The Zayed Centre for Research into Rare Disease in Children is due to be completed at the end of 2018
Sheikha Fatima's Zayed Centre for Research into Rare Disease in Children celebrates milestone in London
Great Ormond Street Hospital (GOSH), the world's most famous children's hospital, celebrated reaching a crucial milestone in the construction of the Zayed Centre for Research into Rare Disease in Children as the building reached its highest point.
A ceremony was held to mark the occasion attended by Sulaiman Hamid Al Mazrouei, UAE Ambassador to the United Kingdom, Professor Maha Barakat, Advisor to the Executive Council of the Government of Abu Dhabi and a number of officials from the Government of Abu Dhabi.
The centre was made possible thanks to a generous £60 million donation from Sheikha Fatima bint Mubarak, the only surviving wife of the founder of the UAE.
When it is completed at the end of 2018, the Zayed Centre will be the first purpose-built centre of its kind in the world. It will bring together hundreds of clinicians and researchers under one roof to drive forward new treatments and cures for children with rare diseases, and will support translational research that focuses on taking discoveries from the lab bench to the patients’ bedsides.
During the ceremony, Mr Al Mazrouei expressed his gratitude to Sheikha Fatima for her generous support locally and internationally. He also thanked the partners and shareholders of the centre for their ongoing commitment to the project.
He said: "The Zayed Centre for Research into Rare Disease in Children is an innovative and collaborative partnership that brings together world-class medical and scientific expertise, which will have an immediate and lasting impact on the lives of many children from around the world."
GOSH sees children from more than 90 countries and specialises in the treatment of children with rare diseases. These include children from the UAE who come to the hospital to be treated for a range of conditions including rare heart and neurological conditions.
Work has now begun on the interior of the centre, which will house state-of-the-art laboratories and highly-specialised facilities for the development of new gene and stem cell therapies as well as a much-needed outpatient clinic.
The construction of the building involved the demolition of an office block built in the 1960's, which was being used by the University of London and had been disused for some time.
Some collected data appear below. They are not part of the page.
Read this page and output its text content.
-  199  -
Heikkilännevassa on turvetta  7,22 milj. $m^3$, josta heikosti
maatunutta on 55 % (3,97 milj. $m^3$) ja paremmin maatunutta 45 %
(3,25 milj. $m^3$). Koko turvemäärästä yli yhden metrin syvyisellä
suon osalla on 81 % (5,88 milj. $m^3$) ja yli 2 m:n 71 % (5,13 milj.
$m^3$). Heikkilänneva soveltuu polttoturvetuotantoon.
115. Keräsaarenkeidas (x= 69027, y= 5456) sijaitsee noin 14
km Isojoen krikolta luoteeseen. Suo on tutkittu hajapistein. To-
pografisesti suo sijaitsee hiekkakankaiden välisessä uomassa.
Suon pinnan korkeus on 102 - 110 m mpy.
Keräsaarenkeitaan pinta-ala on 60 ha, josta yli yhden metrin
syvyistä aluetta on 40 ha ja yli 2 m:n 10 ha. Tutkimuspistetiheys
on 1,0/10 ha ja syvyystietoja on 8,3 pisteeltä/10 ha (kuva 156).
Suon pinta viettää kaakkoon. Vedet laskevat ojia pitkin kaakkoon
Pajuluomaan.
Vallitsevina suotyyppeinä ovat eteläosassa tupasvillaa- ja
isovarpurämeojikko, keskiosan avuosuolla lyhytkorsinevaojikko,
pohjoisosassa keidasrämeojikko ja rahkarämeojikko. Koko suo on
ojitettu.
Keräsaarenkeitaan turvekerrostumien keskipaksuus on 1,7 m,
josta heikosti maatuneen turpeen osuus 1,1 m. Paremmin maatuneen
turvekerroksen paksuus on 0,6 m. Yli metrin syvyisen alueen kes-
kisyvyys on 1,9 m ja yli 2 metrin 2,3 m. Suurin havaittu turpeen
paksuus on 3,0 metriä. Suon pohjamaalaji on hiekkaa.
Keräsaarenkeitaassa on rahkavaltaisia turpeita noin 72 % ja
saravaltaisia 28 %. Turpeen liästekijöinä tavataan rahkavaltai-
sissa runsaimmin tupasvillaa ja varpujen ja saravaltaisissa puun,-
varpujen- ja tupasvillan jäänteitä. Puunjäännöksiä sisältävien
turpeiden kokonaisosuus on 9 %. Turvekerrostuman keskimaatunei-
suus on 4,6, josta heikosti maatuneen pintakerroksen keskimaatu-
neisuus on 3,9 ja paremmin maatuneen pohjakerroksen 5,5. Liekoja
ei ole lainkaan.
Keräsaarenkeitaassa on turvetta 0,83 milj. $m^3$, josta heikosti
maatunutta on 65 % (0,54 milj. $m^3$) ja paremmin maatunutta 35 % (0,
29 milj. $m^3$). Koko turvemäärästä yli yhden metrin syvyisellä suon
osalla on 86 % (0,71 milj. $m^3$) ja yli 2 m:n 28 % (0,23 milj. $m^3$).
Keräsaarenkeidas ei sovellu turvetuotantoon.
Designed by award-winning architects Stanton Williams, construction of the new building began in 2017 by Swedish contractor Skanska, who is responsible for the construction, mechanical and electrical fit-out of the facility.
The topping out event was celebrated with a traditional Scandinavian ‘flying of the fir’ in which a fir tree was flown over the building by tower crane, as well as a final pouring of cement, in a rooftop ceremony.